Astaroth tertawa, suaranya bergetar di udara. "Kau pikir kunci ini akan membebaskanmu? Tidak, Mael. Kau hanya membuka gerbang menuju kehancuranmu sendiri. Kau adalah bagian dari siklus ini, dan tidak ada jalan keluar."

Mael merasa pikirannya mulai terombang-ambing di antara kenyataan dan ilusi yang diciptakan oleh kegelapan. Namun, dalam kehampaan itu, suara Seraphina terdengar, memanggilnya kembali.

"Mael! Lawan mereka!"

Seketika, kesadaran Mael kembali. Dia menarik napas dalam-dalam dan dengan kekuatan yang tersisa, dia memaksa dirinya untuk tetap berdiri. Bayangan penjaga itu masih melingkari tubuhnya, tetapi Mael mengulurkan tangan dan, dengan segenap tekad, dia menyentuh kotak batu di altar.

Begitu tangannya menyentuh kotak itu, ledakan cahaya terang menerangi ruangan. Bayangan-bayangan yang melingkari tubuhnya segera tersentak mundur, berteriak dalam kesakitan, sebelum akhirnya menghilang sepenuhnya. Suasana menjadi sunyi, dan Mael tersungkur, napasnya terengah-engah.

Seraphina berlari mendekat, membantu Mael berdiri. "Kamu berhasil," katanya dengan nada lega.

Mael menatap kotak batu di altar, yang sekarang mulai terbuka dengan sendirinya. Di dalamnya, sebuah kunci perak kecil tergeletak di atas kain hitam yang sudah lapuk oleh waktu.

"Ini dia," bisik Mael. "Kunci yang hilang."

Tapi sebelum mereka bisa merayakan kemenangan mereka, suara berat memenuhi ruangan.
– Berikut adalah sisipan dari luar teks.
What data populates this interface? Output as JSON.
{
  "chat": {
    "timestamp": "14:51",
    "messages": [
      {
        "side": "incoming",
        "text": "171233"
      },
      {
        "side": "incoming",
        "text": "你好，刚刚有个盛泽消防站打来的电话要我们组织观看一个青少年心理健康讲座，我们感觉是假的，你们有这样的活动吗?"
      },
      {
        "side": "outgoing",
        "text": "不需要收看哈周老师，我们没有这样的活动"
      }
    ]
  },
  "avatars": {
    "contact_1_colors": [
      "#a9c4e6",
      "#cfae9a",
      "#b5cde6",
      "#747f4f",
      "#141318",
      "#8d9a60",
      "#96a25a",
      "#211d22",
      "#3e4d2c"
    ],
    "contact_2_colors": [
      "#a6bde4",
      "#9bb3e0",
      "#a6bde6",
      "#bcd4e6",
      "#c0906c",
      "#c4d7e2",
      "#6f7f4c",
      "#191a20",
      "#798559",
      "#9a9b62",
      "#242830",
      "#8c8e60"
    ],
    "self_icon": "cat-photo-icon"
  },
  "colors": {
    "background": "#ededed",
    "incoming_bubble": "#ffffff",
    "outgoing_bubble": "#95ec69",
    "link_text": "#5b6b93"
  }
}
Dari bayangan di sudut ruangan, muncul sosok lain lebih besar, lebih gelap, dan lebih mengerikan dari penjaga sebelumnya. Matanya bersinar merah menyala, dan suara geramnya membuat Mael merasakan ketakutan yang lebih dalam.

"Kalian tidak akan pergi dari sini dengan kunci itu," suara itu bergema, memenuhi setiap sudut ruangan.

Seraphina menarik Mael mundur. "Kita harus lari sekarang!"

Dengan kunci di tangannya, Mael dan Seraphina berlari kembali ke tangga yang mereka lewati sebelumnya, sementara suara makhluk itu semakin mendekat, membawa kegelapan yang lebih pekat dari sebelumnya.